- Genre: Reality Television
- Presented by: Duncan James
- Judges: Zoe Tyler Stacey Haynes Duncan James

Production
- Producer: Mentorn Media

Original release
- Network: Sky1
- Release: 30 August 2009 – 2009

Related
- Hairspray: The School Musical

= Grease: The School Musical =

Grease: The School Musical is a reality TV programme that appeared on British television at the end of August 2009 following on from the popular Hairspray: The School Musical. It was the result of a competition that started in 2008. The 1,000 schools were whittled down to 10 schools, then at this point filming started with the three judges (Zoe Tyler, Duncan James, and Stacey Haynes). There was then a competition and dance off with the final 3 schools (Shoeburyness High School, Great Barr School, and Wallasey School).

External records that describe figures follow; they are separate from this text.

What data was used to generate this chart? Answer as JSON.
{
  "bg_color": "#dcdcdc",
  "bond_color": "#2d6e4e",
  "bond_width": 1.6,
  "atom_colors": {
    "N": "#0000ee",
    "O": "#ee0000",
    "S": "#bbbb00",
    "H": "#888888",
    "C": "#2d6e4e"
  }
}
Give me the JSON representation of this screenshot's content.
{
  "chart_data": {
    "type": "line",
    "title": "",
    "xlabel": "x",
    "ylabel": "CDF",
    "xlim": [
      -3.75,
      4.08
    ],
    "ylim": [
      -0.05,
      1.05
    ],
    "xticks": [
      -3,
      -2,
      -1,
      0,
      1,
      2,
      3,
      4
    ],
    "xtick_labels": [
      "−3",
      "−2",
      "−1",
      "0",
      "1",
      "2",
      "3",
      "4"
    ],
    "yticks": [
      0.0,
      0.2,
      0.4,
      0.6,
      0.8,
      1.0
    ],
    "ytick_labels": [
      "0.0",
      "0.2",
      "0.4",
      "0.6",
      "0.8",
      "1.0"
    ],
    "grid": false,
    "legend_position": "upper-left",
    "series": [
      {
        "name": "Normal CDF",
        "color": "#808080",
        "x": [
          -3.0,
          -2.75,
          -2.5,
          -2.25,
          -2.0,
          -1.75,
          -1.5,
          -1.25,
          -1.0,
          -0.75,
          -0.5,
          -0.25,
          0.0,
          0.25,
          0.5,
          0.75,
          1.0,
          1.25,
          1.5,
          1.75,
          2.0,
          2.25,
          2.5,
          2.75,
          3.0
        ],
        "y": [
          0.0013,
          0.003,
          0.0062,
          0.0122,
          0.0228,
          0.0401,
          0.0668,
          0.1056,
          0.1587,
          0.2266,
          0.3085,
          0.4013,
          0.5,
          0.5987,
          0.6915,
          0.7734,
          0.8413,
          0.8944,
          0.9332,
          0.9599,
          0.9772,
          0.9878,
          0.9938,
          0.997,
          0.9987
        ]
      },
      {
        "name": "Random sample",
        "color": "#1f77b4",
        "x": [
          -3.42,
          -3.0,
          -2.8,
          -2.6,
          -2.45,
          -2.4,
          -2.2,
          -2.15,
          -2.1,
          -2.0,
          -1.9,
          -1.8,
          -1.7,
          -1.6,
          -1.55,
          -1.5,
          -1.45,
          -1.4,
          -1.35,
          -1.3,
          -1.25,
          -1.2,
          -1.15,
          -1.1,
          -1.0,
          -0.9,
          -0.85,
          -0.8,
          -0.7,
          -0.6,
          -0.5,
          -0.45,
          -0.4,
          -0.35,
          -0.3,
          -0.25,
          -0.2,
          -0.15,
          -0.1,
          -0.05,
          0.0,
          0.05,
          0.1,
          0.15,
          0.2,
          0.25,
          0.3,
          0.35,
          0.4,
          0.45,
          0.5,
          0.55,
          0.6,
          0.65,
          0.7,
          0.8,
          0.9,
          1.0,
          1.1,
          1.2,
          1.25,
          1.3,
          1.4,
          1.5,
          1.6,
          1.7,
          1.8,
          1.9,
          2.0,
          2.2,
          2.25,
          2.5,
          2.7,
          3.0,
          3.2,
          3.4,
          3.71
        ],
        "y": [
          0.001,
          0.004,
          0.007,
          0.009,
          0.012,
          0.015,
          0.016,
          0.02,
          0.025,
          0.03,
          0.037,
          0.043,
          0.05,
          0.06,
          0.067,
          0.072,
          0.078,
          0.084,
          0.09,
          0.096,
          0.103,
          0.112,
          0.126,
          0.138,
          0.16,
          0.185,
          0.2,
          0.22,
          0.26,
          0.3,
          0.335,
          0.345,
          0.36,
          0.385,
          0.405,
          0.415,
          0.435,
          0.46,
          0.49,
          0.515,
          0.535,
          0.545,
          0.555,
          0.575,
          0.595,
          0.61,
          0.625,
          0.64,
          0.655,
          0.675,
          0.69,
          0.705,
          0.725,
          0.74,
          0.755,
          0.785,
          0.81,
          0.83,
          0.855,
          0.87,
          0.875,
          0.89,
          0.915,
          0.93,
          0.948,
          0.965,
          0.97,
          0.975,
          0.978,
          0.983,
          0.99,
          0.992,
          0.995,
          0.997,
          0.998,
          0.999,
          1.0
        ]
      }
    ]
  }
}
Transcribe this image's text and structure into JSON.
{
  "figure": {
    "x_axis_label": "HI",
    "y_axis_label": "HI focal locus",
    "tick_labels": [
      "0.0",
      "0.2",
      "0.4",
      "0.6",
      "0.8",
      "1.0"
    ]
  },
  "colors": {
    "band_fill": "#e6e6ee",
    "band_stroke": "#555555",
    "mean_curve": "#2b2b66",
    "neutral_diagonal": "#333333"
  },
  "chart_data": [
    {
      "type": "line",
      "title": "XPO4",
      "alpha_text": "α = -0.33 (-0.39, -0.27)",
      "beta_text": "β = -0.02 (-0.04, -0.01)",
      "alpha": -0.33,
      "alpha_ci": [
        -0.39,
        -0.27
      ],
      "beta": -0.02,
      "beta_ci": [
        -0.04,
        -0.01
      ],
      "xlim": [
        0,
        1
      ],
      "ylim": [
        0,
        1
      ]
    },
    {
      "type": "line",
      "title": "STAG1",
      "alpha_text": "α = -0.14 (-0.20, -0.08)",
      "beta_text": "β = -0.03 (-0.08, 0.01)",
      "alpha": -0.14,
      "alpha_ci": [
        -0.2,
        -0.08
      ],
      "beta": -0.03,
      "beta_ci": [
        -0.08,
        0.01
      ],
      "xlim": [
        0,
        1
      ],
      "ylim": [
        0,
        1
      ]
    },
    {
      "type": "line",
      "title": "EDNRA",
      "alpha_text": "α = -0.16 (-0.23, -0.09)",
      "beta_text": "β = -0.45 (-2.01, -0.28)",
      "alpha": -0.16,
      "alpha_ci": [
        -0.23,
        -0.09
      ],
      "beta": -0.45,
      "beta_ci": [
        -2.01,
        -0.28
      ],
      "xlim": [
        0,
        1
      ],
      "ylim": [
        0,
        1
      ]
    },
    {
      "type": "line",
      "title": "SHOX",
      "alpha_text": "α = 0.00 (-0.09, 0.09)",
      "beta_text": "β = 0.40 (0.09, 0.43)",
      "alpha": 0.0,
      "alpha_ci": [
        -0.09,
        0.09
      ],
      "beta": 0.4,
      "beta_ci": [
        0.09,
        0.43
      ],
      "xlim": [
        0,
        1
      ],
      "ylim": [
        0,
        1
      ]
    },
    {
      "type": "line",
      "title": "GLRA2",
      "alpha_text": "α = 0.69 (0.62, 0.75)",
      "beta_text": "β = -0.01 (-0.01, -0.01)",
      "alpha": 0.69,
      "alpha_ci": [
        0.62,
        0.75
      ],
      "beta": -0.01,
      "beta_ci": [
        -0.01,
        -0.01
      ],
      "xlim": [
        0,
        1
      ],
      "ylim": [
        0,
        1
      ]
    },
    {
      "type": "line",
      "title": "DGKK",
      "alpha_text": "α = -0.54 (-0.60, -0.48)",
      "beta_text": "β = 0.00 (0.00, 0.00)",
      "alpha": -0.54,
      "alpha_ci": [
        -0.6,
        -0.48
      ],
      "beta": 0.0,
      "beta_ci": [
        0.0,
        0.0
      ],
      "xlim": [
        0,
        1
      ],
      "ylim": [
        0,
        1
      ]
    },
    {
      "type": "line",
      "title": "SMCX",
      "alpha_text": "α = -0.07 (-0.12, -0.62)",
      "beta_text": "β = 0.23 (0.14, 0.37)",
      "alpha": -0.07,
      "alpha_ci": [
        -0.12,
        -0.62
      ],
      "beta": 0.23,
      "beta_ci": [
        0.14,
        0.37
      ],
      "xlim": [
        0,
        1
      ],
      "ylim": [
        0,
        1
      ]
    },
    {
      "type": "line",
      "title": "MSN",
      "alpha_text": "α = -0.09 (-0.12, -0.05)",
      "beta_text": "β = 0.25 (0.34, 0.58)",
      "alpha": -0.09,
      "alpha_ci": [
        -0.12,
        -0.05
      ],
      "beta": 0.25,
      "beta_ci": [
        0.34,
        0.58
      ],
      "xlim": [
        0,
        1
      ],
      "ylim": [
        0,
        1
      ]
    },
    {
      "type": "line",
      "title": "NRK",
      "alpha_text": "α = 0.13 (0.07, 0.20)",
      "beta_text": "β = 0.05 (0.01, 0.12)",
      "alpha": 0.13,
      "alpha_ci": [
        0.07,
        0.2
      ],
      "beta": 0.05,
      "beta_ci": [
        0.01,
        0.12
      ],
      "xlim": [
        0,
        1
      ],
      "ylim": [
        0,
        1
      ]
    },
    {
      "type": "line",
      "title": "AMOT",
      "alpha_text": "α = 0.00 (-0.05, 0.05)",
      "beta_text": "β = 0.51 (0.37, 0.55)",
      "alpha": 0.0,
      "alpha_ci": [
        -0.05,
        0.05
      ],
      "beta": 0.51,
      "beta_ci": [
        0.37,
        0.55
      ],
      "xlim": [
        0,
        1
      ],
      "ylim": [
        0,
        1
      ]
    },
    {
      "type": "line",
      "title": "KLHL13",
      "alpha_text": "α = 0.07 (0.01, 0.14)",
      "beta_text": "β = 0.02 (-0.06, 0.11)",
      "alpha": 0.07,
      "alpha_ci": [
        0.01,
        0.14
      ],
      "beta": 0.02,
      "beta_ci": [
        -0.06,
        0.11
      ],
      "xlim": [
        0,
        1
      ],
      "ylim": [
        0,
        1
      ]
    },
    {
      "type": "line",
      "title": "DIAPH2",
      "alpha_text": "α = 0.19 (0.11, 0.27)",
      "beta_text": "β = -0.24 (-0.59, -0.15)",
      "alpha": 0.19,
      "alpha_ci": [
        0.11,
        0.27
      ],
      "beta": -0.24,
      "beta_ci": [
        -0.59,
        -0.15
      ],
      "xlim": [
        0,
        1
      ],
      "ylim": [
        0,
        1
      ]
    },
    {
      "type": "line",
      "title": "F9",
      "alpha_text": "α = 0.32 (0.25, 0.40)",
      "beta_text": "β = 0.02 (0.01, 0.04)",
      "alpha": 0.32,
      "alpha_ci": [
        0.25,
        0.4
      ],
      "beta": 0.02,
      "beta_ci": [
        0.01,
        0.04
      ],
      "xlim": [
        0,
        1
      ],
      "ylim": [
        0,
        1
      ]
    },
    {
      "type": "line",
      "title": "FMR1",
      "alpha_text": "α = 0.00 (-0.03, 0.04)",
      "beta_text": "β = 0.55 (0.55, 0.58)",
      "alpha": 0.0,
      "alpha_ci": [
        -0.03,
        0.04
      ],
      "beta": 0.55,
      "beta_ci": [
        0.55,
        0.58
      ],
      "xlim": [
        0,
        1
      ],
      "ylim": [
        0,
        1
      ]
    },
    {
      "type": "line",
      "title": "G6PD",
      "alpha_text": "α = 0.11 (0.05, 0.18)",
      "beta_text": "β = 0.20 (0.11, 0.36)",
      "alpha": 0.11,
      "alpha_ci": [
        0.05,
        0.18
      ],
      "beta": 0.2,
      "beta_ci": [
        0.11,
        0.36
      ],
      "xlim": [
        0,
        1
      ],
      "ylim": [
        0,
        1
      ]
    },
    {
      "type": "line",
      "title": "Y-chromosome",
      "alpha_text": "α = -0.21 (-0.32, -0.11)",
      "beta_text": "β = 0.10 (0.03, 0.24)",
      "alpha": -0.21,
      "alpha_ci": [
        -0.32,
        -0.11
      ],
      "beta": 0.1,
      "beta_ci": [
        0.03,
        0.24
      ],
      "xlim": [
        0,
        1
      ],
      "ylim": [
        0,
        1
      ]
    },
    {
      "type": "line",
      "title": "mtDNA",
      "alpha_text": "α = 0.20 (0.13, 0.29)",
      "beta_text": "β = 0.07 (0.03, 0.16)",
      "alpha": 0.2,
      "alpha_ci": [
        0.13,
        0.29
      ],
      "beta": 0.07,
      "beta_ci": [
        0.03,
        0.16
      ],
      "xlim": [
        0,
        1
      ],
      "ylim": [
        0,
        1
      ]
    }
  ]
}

Ray Quinn and Arlene Phillips appeared on the show as guests as well as Seth Rudeski.

In the end Wallasey school on the Wirral won.

The school went to London's West End to perform a shortened rehearsed version of Grease in the Novello theatre. They showed a series of one-hour shows and two added half-hour shows. The performance took place on 9 August 2009.

Many of the cast then went on to receive promotions to drama schools. The final show was viewed by 1 million people. Olivia Rae, a pupil from Wallasey School who took part in the musical, died in 2011 after contracting swine flu.